No news is rarely good news in blogging, and you may have guessed from my extended silence that the Stoke game didn't go entirely as hoped.
We lost 2-1, and as a result they're sitting pretty in the automatic promotion spot which we just don't seem to have the bottle for (here's the Championship table). If we'd won 2-1, we'd be sat there instead of them. But we didn't, because we were crap.
It's an fine example of the mind-body problem. Because minds ascribe meaning to the precise location of footballs, thousands of tons of human flesh encased in millions of tons of metal will most likely be hurling themselves along the motorway to Stoke next season, rather than Bristol. 32 small panels of plastic are stitched together to form a sphere and booted round a field, their location, vector and velocity act upon the cognitive pathways in our brains, and months later the coaches roll. 150 years after the birth of Max Planck, it's still not obvious where the momentum comes from.
Not that we should be jumping to any dualist conclusions, partly because Descartes' solution to the mind-body problem is a total crock but mainly because the promotion race isn't quite over yet.

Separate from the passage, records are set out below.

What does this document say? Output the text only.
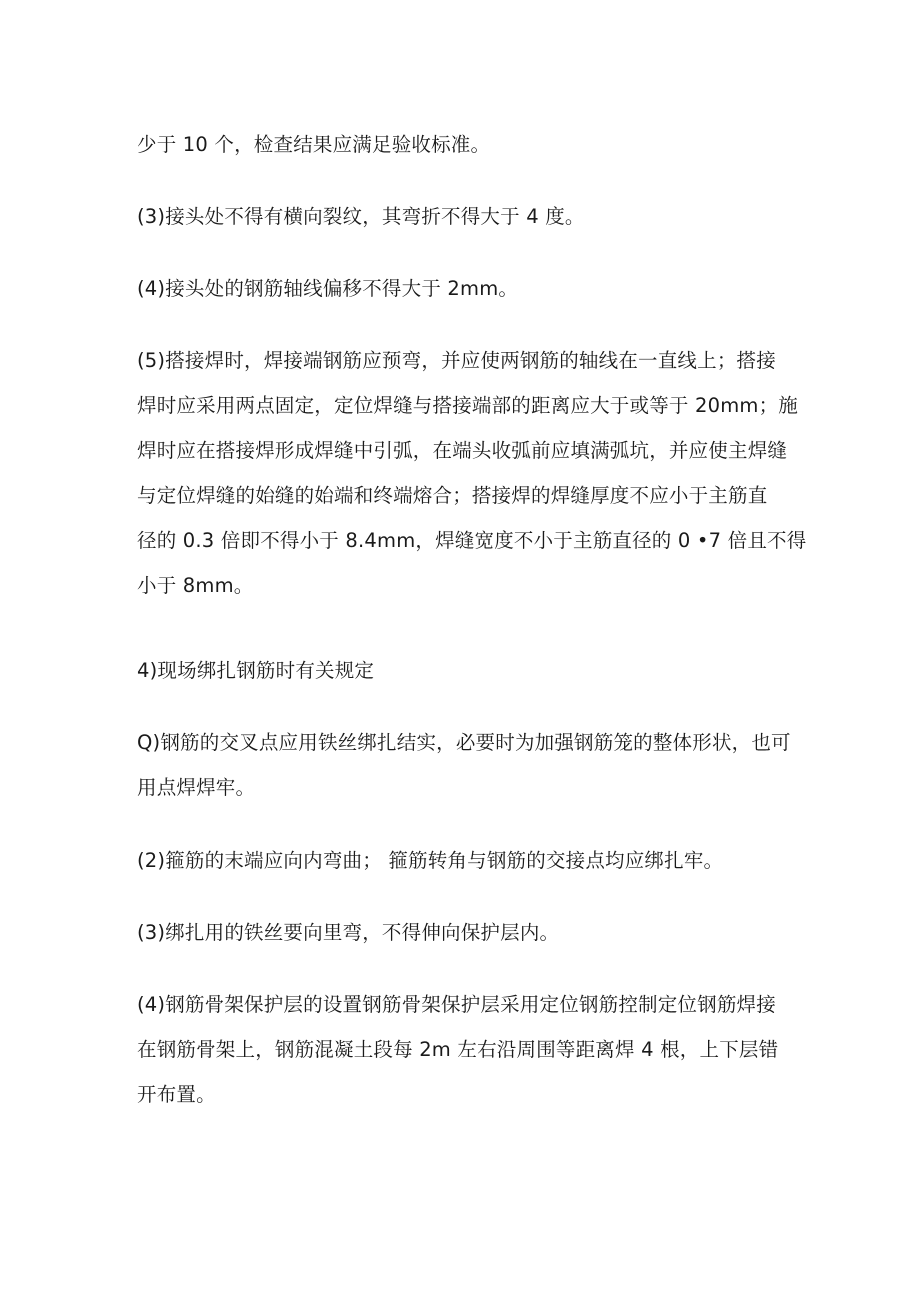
少于 10 个，检查结果应满足验收标准。

(3)接头处不得有横向裂纹，其弯折不得大于 4 度。

(4)接头处的钢筋轴线偏移不得大于 2mm。

(5)搭接焊时，焊接端钢筋应预弯，并应使两钢筋的轴线在一直线上；搭接
焊时应采用两点固定，定位焊缝与搭接端部的距离应大于或等于 20mm；施
焊时应在搭接焊形成焊缝中引弧，在端头收弧前应填满弧坑，并应使主焊缝
与定位焊缝的始缝的始端和终端熔合；搭接焊的焊缝厚度不应小于主筋直
径的 0.3 倍即不得小于 8.4mm，焊缝宽度不小于主筋直径的 0 •7 倍且不得
小于 8mm。

4)现场绑扎钢筋时有关规定

Q)钢筋的交叉点应用铁丝绑扎结实，必要时为加强钢筋笼的整体形状，也可
用点焊焊牢。

(2)箍筋的末端应向内弯曲； 箍筋转角与钢筋的交接点均应绑扎牢。

(3)绑扎用的铁丝要向里弯，不得伸向保护层内。

(4)钢筋骨架保护层的设置钢筋骨架保护层采用定位钢筋控制定位钢筋焊接
在钢筋骨架上，钢筋混凝土段每 2m 左右沿周围等距离焊 4 根，上下层错
开布置。
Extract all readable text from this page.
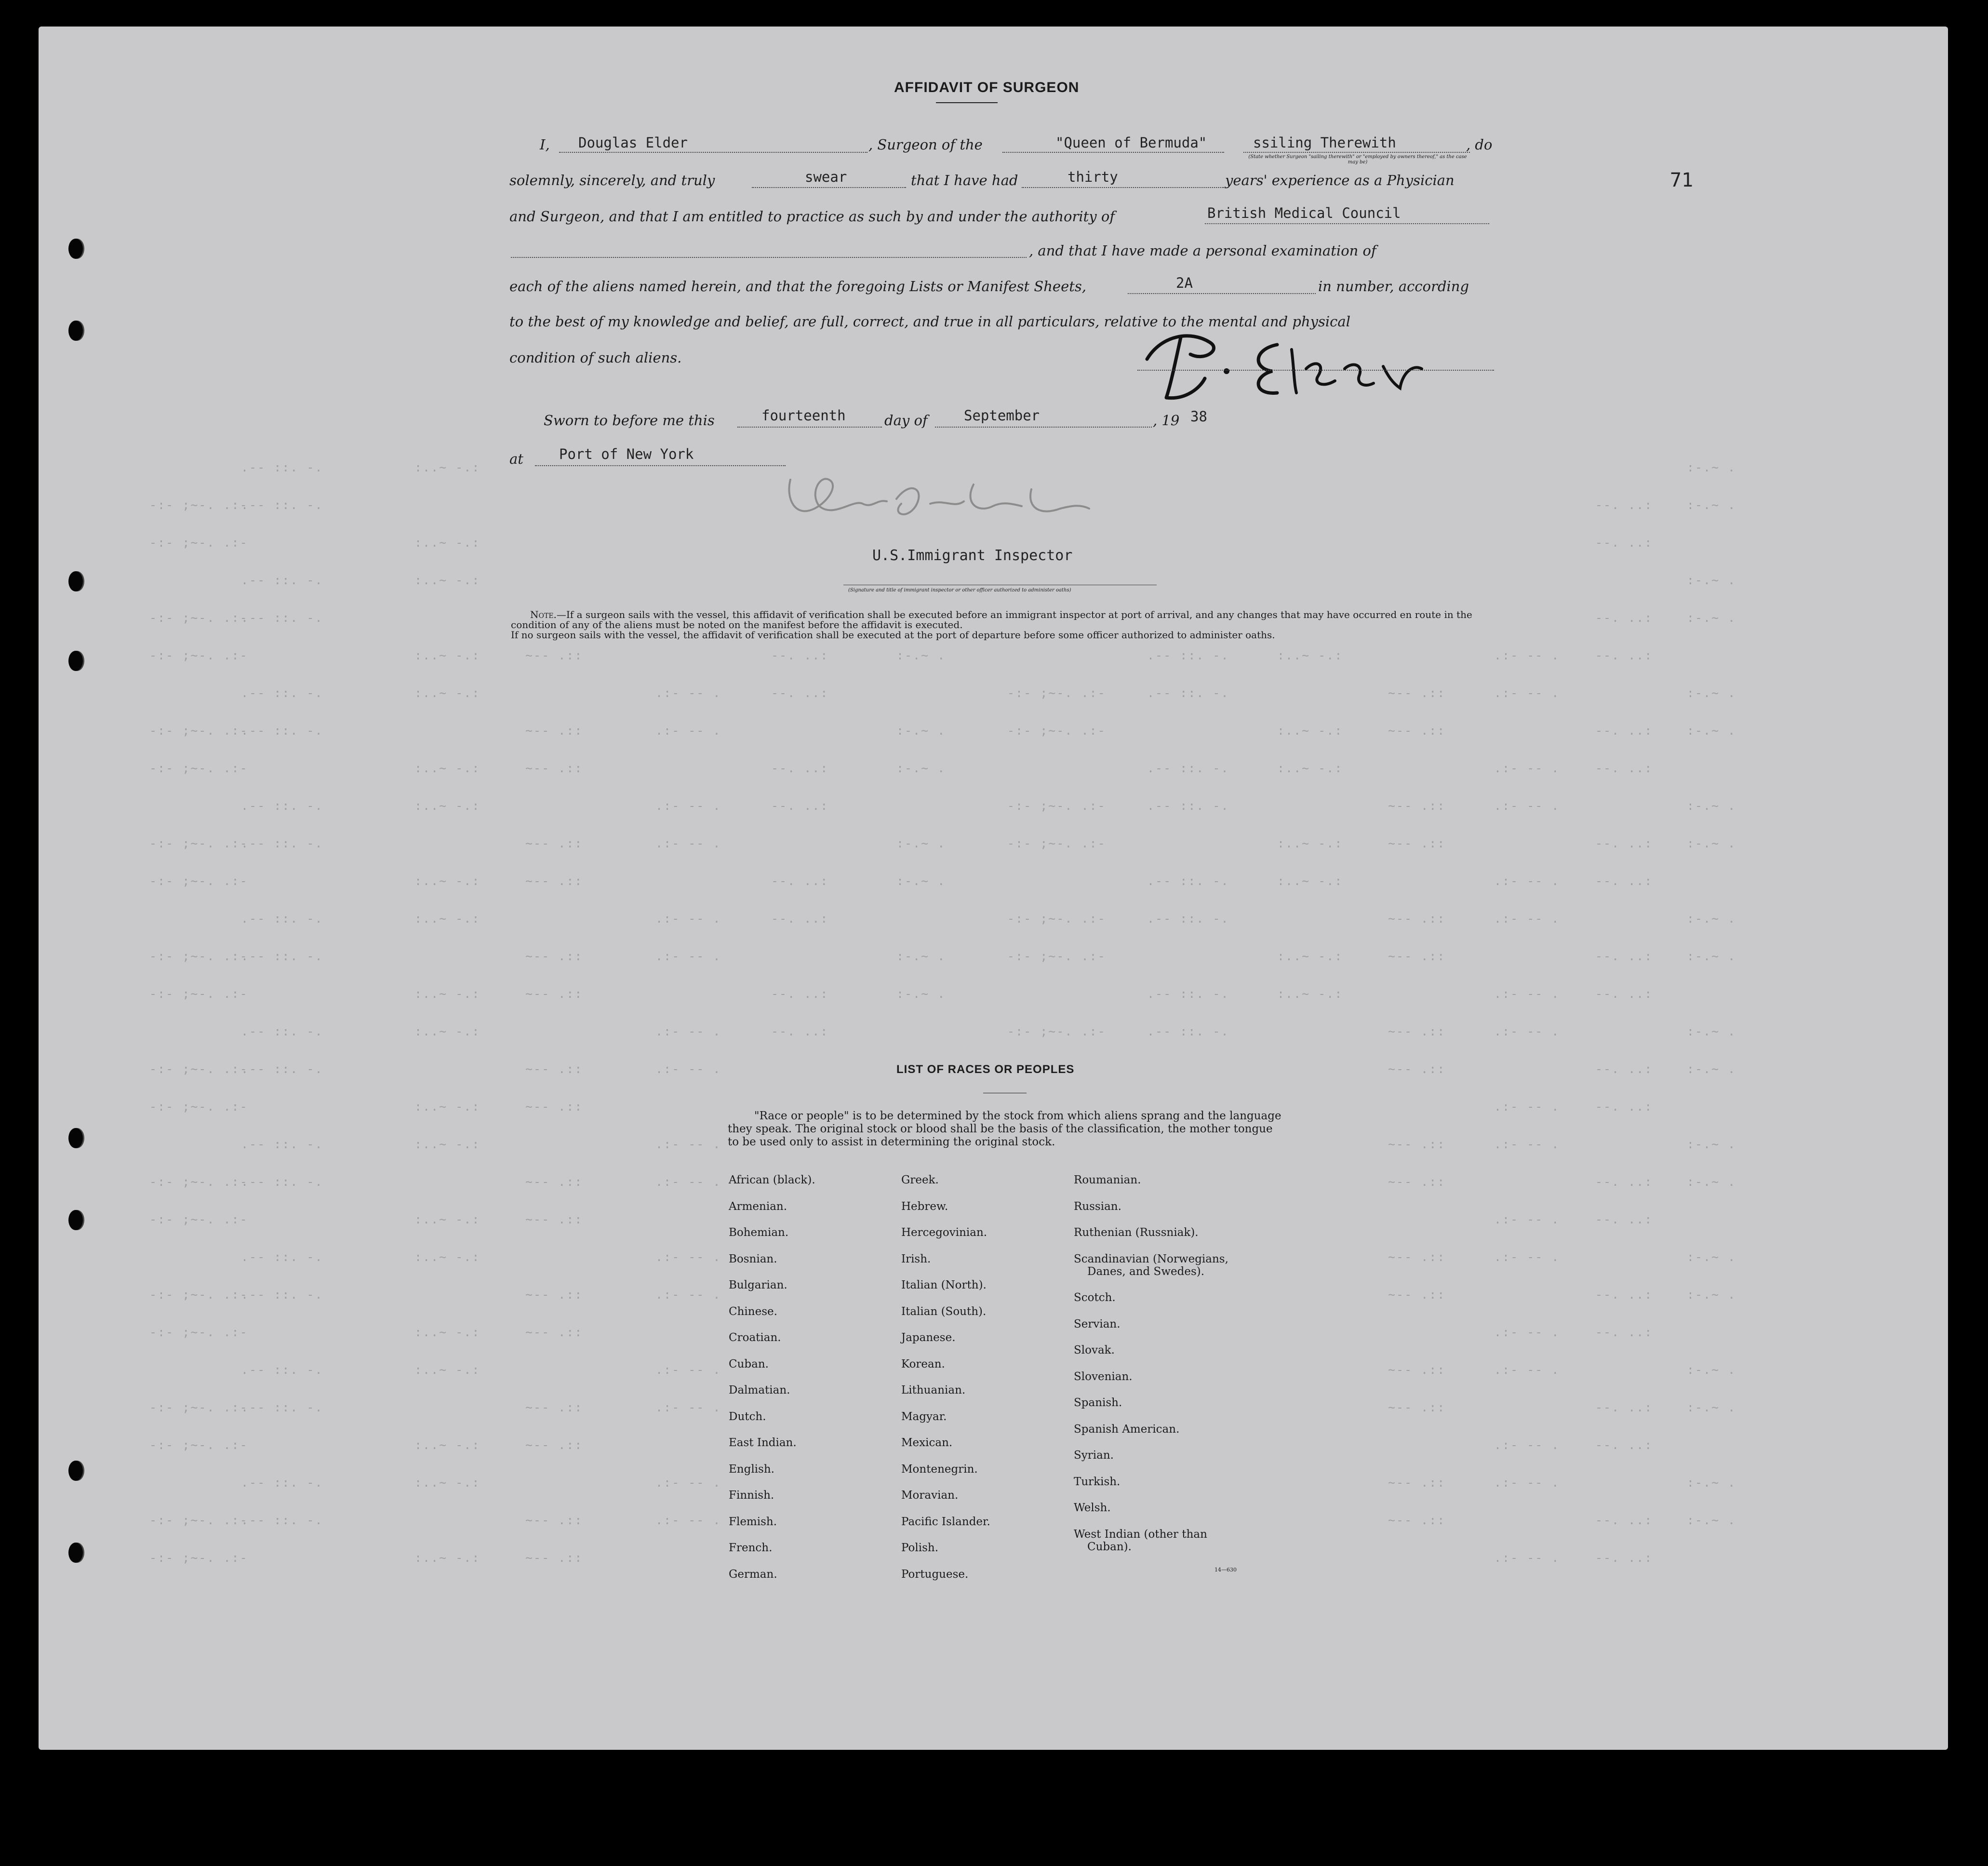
.-- ::. -.	:..~ -.:	:-.~ .
-:- ;~-. .:-
.-- ::. -.	--. ..:	:-.~ .
-:- ;~-. .:-	:..~ -.:	--. ..:
.-- ::. -.	:..~ -.:	:-.~ .
-:- ;~-. .:-
.-- ::. -.	--. ..:	:-.~ .
-:- ;~-. .:-	:..~ -.:	~-- .::	--. ..:	:-.~ .	.-- ::. -.	:..~ -.:	.:- -- .	--. ..:
.-- ::. -.	:..~ -.:	.:- -- .	--. ..:	-:- ;~-. .:-	.-- ::. -.	~-- .::	.:- -- .	:-.~ .
-:- ;~-. .:-
.-- ::. -.	~-- .::	.:- -- .	:-.~ .	-:- ;~-. .:-	:..~ -.:	~-- .::	--. ..:	:-.~ .
-:- ;~-. .:-	:..~ -.:	~-- .::	--. ..:	:-.~ .	.-- ::. -.	:..~ -.:	.:- -- .	--. ..:
.-- ::. -.	:..~ -.:	.:- -- .	--. ..:	-:- ;~-. .:-	.-- ::. -.	~-- .::	.:- -- .	:-.~ .
-:- ;~-. .:-
.-- ::. -.	~-- .::	.:- -- .	:-.~ .	-:- ;~-. .:-	:..~ -.:	~-- .::	--. ..:	:-.~ .
-:- ;~-. .:-	:..~ -.:	~-- .::	--. ..:	:-.~ .	.-- ::. -.	:..~ -.:	.:- -- .	--. ..:
.-- ::. -.	:..~ -.:	.:- -- .	--. ..:	-:- ;~-. .:-	.-- ::. -.	~-- .::	.:- -- .	:-.~ .
-:- ;~-. .:-
.-- ::. -.	~-- .::	.:- -- .	:-.~ .	-:- ;~-. .:-	:..~ -.:	~-- .::	--. ..:	:-.~ .
-:- ;~-. .:-	:..~ -.:	~-- .::	--. ..:	:-.~ .	.-- ::. -.	:..~ -.:	.:- -- .	--. ..:
.-- ::. -.	:..~ -.:	.:- -- .	--. ..:	-:- ;~-. .:-	.-- ::. -.	~-- .::	.:- -- .	:-.~ .
-:- ;~-. .:-
.-- ::. -.	~-- .::	.:- -- .	~-- .::	--. ..:	:-.~ .
-:- ;~-. .:-	:..~ -.:	~-- .::	.:- -- .	--. ..:
.-- ::. -.	:..~ -.:	.:- -- .	~-- .::	.:- -- .	:-.~ .
-:- ;~-. .:-
.-- ::. -.	~-- .::	.:- -- .	~-- .::	--. ..:	:-.~ .
-:- ;~-. .:-	:..~ -.:	~-- .::	.:- -- .	--. ..:
.-- ::. -.	:..~ -.:	.:- -- .	~-- .::	.:- -- .	:-.~ .
-:- ;~-. .:-
.-- ::. -.	~-- .::	.:- -- .	~-- .::	--. ..:	:-.~ .
-:- ;~-. .:-	:..~ -.:	~-- .::	.:- -- .	--. ..:
.-- ::. -.	:..~ -.:	.:- -- .	~-- .::	.:- -- .	:-.~ .
-:- ;~-. .:-
.-- ::. -.	~-- .::	.:- -- .	~-- .::	--. ..:	:-.~ .
-:- ;~-. .:-	:..~ -.:	~-- .::	.:- -- .	--. ..:
.-- ::. -.	:..~ -.:	.:- -- .	~-- .::	.:- -- .	:-.~ .
-:- ;~-. .:-
.-- ::. -.	~-- .::	.:- -- .	~-- .::	--. ..:	:-.~ .
-:- ;~-. .:-	:..~ -.:	~-- .::	.:- -- .	--. ..:
AFFIDAVIT OF SURGEON
71
I, Douglas Elder	, Surgeon of the	"Queen of Bermuda"	ssiling Therewith	, do
(State whether Surgeon "sailing therewith" or "employed by owners thereof," as the case may be)
solemnly, sincerely, and truly	swear	that I have had	thirty	years' experience as a Physician
and Surgeon, and that I am entitled to practice as such by and under the authority of	British Medical Council
, and that I have made a personal examination of
each of the aliens named herein, and that the foregoing Lists or Manifest Sheets,	2A	in number, according
to the best of my knowledge and belief, are full, correct, and true in all particulars, relative to the mental and physical
condition of such aliens.
Sworn to before me this	fourteenth	day of	September	, 19 38
at	Port of New York
U.S.Immigrant Inspector
(Signature and title of immigrant inspector or other officer authorized to administer oaths)
Note.—If a surgeon sails with the vessel, this affidavit of verification shall be executed before an immigrant inspector at port of arrival, and any changes that may have occurred en route in the condition of any of the aliens must be noted on the manifest before the affidavit is executed.
If no surgeon sails with the vessel, the affidavit of verification shall be executed at the port of departure before some officer authorized to administer oaths.
LIST OF RACES OR PEOPLES
"Race or people" is to be determined by the stock from which aliens sprang and the language they speak. The original stock or blood shall be the basis of the classification, the mother tongue to be used only to assist in determining the original stock.
African (black).
Armenian.
Bohemian.
Bosnian.
Bulgarian.
Chinese.
Croatian.
Cuban.
Dalmatian.
Dutch.
East Indian.
English.
Finnish.
Flemish.
French.
German.
Greek.
Hebrew.
Hercegovinian.
Irish.
Italian (North).
Italian (South).
Japanese.
Korean.
Lithuanian.
Magyar.
Mexican.
Montenegrin.
Moravian.
Pacific Islander.
Polish.
Portuguese.
Roumanian.
Russian.
Ruthenian (Russniak).
Scandinavian (Norwegians,
Danes, and Swedes).
Scotch.
Servian.
Slovak.
Slovenian.
Spanish.
Spanish American.
Syrian.
Turkish.
Welsh.
West Indian (other than
Cuban).
14—630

If we win both our last two games and Stoke lose both of theirs, or lose one and draw one, we can still beat them. Alternatively, there's still the playoffs.
As long as we can amass two whole points from our last two games, anyway, or failing that as long as the other teams carry on being as shit as we are. Otherwise, we could still finish the season as low as eighth. Which we'd have been thrilled at if we'd known at the beginning of the season, but which hardly seems adequate now.
Saturday is Sheffield United away, then we've got Preston at home for the last game of the season. We could go into this game still hoping for automatic promotion, but we could also go into it one defeat away from falling out of the playoffs.
Oh yes, and a happy St George's Day to you all. Did you know he was Turkish? And his mother was Palestinian. Now you know, you surely ought to go outside, find a drunken, flag waving patriot and burst their xenophobic bubble for them. You know it makes sense.